Added value of this study
This study provides evidence for the safety and efficacy of upadacitinib in combination with topical corticosteroids, which is the current treatment framework for moderate-to-severe atopic dermatitis. Upadacitinib 15 mg and 30 mg plus topical corticosteroids were superior to placebo plus topical corticosteroids for the coprimary endpoints and all key secondary endpoints, with upadacitinib 30 mg plus topical corticosteroids showing numerically better results than upadacitinib 15 mg plus topical corticosteroids for all. A substantial proportion of patients achieved the stringent endpoint of at least a 90% improvement in Eczema Area and Severity Index score from baseline at week 16 in both upadacitinib groups (15 mg or 30 mg plus topical corticosteroids); 63% of patients in the upadacitinib 30 mg plus topical corticosteroids group achieved this endpoint, demonstrating a depth of response that has not previously been reported in studies of other atopic dermatitis therapies. Both doses of upadacitinib were well tolerated in combination with topical corticosteroids and no new important safety signals were observed beyond the known safety profile of upadacitinib in patients with rheumatoid arthritis; however, more patients given upadacitinib reported acne than did patients given placebo in this study. No patients had active tuberculosis, lymphoma, adjudicated gastrointestinal perforations, or adjudicated venous thromboembolisms.

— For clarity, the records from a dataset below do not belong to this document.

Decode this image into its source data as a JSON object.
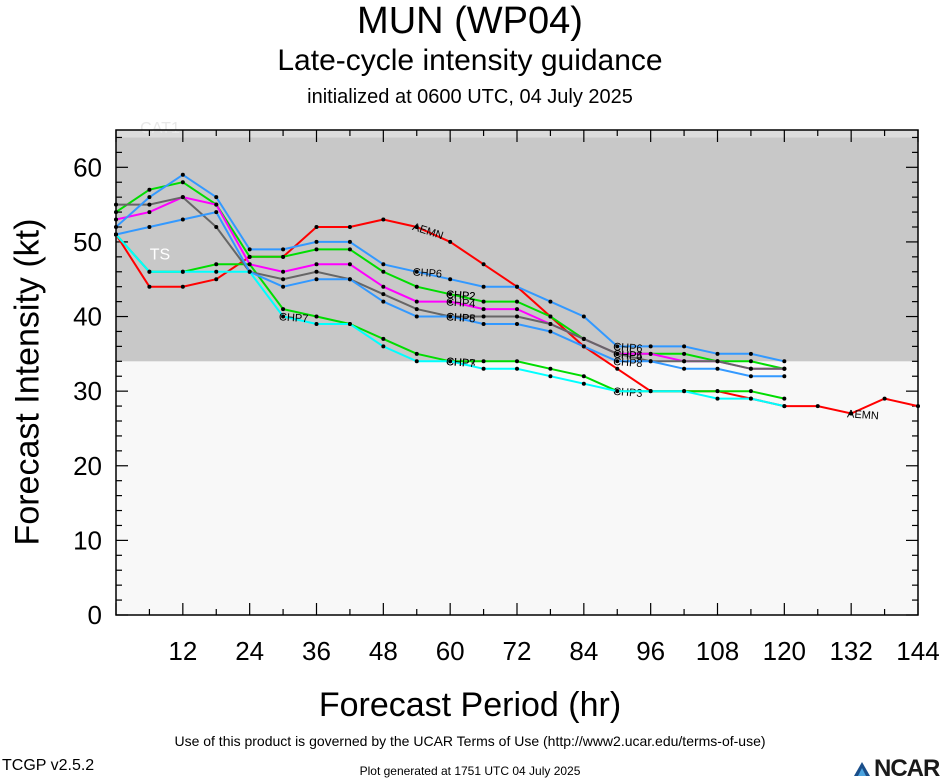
{
  "header": {
    "title": "MUN (WP04)",
    "subtitle": "Late-cycle intensity guidance",
    "initialized": "initialized at 0600 UTC, 04 July 2025"
  },
  "footer": {
    "terms": "Use of this product is governed by the UCAR Terms of Use (http://www2.ucar.edu/terms-of-use)",
    "generated": "Plot generated at 1751 UTC   04 July 2025",
    "version": "TCGP v2.5.2",
    "logo": "NCAR"
  },
  "chart_data": {
    "type": "line",
    "xlabel": "Forecast Period (hr)",
    "ylabel": "Forecast Intensity (kt)",
    "xlim": [
      0,
      144
    ],
    "ylim": [
      0,
      65
    ],
    "xticks": [
      12,
      24,
      36,
      48,
      60,
      72,
      84,
      96,
      108,
      120,
      132,
      144
    ],
    "yticks": [
      0,
      10,
      20,
      30,
      40,
      50,
      60
    ],
    "bands": [
      {
        "label": "TS",
        "from": 34,
        "to": 64,
        "color": "#c8c8c8"
      },
      {
        "label": "CAT1",
        "from": 64,
        "to": 65,
        "color": "#dcdcdc"
      }
    ],
    "series": [
      {
        "name": "AEMN",
        "color": "#ff0000",
        "x": [
          0,
          6,
          12,
          18,
          24,
          30,
          36,
          42,
          48,
          54,
          60,
          66,
          72,
          78,
          84,
          90,
          96,
          102,
          108,
          114,
          120,
          126,
          132,
          138,
          144
        ],
        "y": [
          51,
          44,
          44,
          45,
          48,
          48,
          52,
          52,
          53,
          52,
          50,
          47,
          44,
          40,
          36,
          33,
          30,
          30,
          30,
          29,
          28,
          28,
          27,
          29,
          28
        ]
      },
      {
        "name": "CHP2",
        "color": "#00dd00",
        "x": [
          0,
          6,
          12,
          18,
          24,
          30,
          36,
          42,
          48,
          54,
          60,
          66,
          72,
          78,
          84,
          90,
          96,
          102,
          108,
          114,
          120
        ],
        "y": [
          54,
          57,
          58,
          55,
          48,
          48,
          49,
          49,
          46,
          44,
          43,
          42,
          42,
          40,
          37,
          35,
          35,
          35,
          34,
          34,
          33
        ]
      },
      {
        "name": "CHP3",
        "color": "#00dd00",
        "x": [
          0,
          6,
          12,
          18,
          24,
          30,
          36,
          42,
          48,
          54,
          60,
          66,
          72,
          78,
          84,
          90,
          96,
          102,
          108,
          114,
          120
        ],
        "y": [
          51,
          46,
          46,
          47,
          47,
          41,
          40,
          39,
          37,
          35,
          34,
          34,
          34,
          33,
          32,
          30,
          30,
          30,
          30,
          30,
          29
        ]
      },
      {
        "name": "CHP4",
        "color": "#ff00ff",
        "x": [
          0,
          6,
          12,
          18,
          24,
          30,
          36,
          42,
          48,
          54,
          60,
          66,
          72,
          78,
          84,
          90,
          96,
          102,
          108,
          114,
          120
        ],
        "y": [
          53,
          54,
          56,
          55,
          47,
          46,
          47,
          47,
          44,
          42,
          42,
          41,
          41,
          39,
          37,
          35,
          35,
          34,
          34,
          33,
          33
        ]
      },
      {
        "name": "CHP5",
        "color": "#666666",
        "x": [
          0,
          6,
          12,
          18,
          24,
          30,
          36,
          42,
          48,
          54,
          60,
          66,
          72,
          78,
          84,
          90,
          96,
          102,
          108,
          114,
          120
        ],
        "y": [
          55,
          55,
          56,
          52,
          46,
          45,
          46,
          45,
          43,
          41,
          40,
          40,
          40,
          39,
          37,
          35,
          34,
          34,
          34,
          33,
          33
        ]
      },
      {
        "name": "CHP6",
        "color": "#3399ff",
        "x": [
          0,
          6,
          12,
          18,
          24,
          30,
          36,
          42,
          48,
          54,
          60,
          66,
          72,
          78,
          84,
          90,
          96,
          102,
          108,
          114,
          120
        ],
        "y": [
          52,
          56,
          59,
          56,
          49,
          49,
          50,
          50,
          47,
          46,
          45,
          44,
          44,
          42,
          40,
          36,
          36,
          36,
          35,
          35,
          34
        ]
      },
      {
        "name": "CHP8",
        "color": "#3399ff",
        "x": [
          0,
          6,
          12,
          18,
          24,
          30,
          36,
          42,
          48,
          54,
          60,
          66,
          72,
          78,
          84,
          90,
          96,
          102,
          108,
          114,
          120
        ],
        "y": [
          51,
          52,
          53,
          54,
          46,
          44,
          45,
          45,
          42,
          40,
          40,
          39,
          39,
          38,
          36,
          34,
          34,
          33,
          33,
          32,
          32
        ]
      },
      {
        "name": "CHP7",
        "color": "#00ffff",
        "x": [
          0,
          6,
          12,
          18,
          24,
          30,
          36,
          42,
          48,
          54,
          60,
          66,
          72,
          78,
          84,
          90,
          96,
          102,
          108,
          114,
          120
        ],
        "y": [
          51,
          46,
          46,
          46,
          46,
          40,
          39,
          39,
          36,
          34,
          34,
          33,
          33,
          32,
          31,
          30,
          30,
          30,
          29,
          29,
          28
        ]
      }
    ]
  }
}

Implications of all the available evidence
The results of this study support the potential of upadacitinib as a treatment option for adults and adolescents with moderate-to-severe atopic dermatitis. The magnitude of the clinical responses observed were generally similar to those observed for upadacitinib monotherapy, which might indicate that the incremental benefit of adding topical corticosteroids to upadacitinib is minimal compared with upadacitinib as monotherapy. A substantial proportion of patients were able to discontinue topical corticosteroids while maintaining a strong treatment response at week 16, suggesting that upadacitinib therapy could align with steroid-sparing treatment goals. These results challenge the current standard of care that asserts combination therapy with topical corticosteroids is essential to optimise outcomes.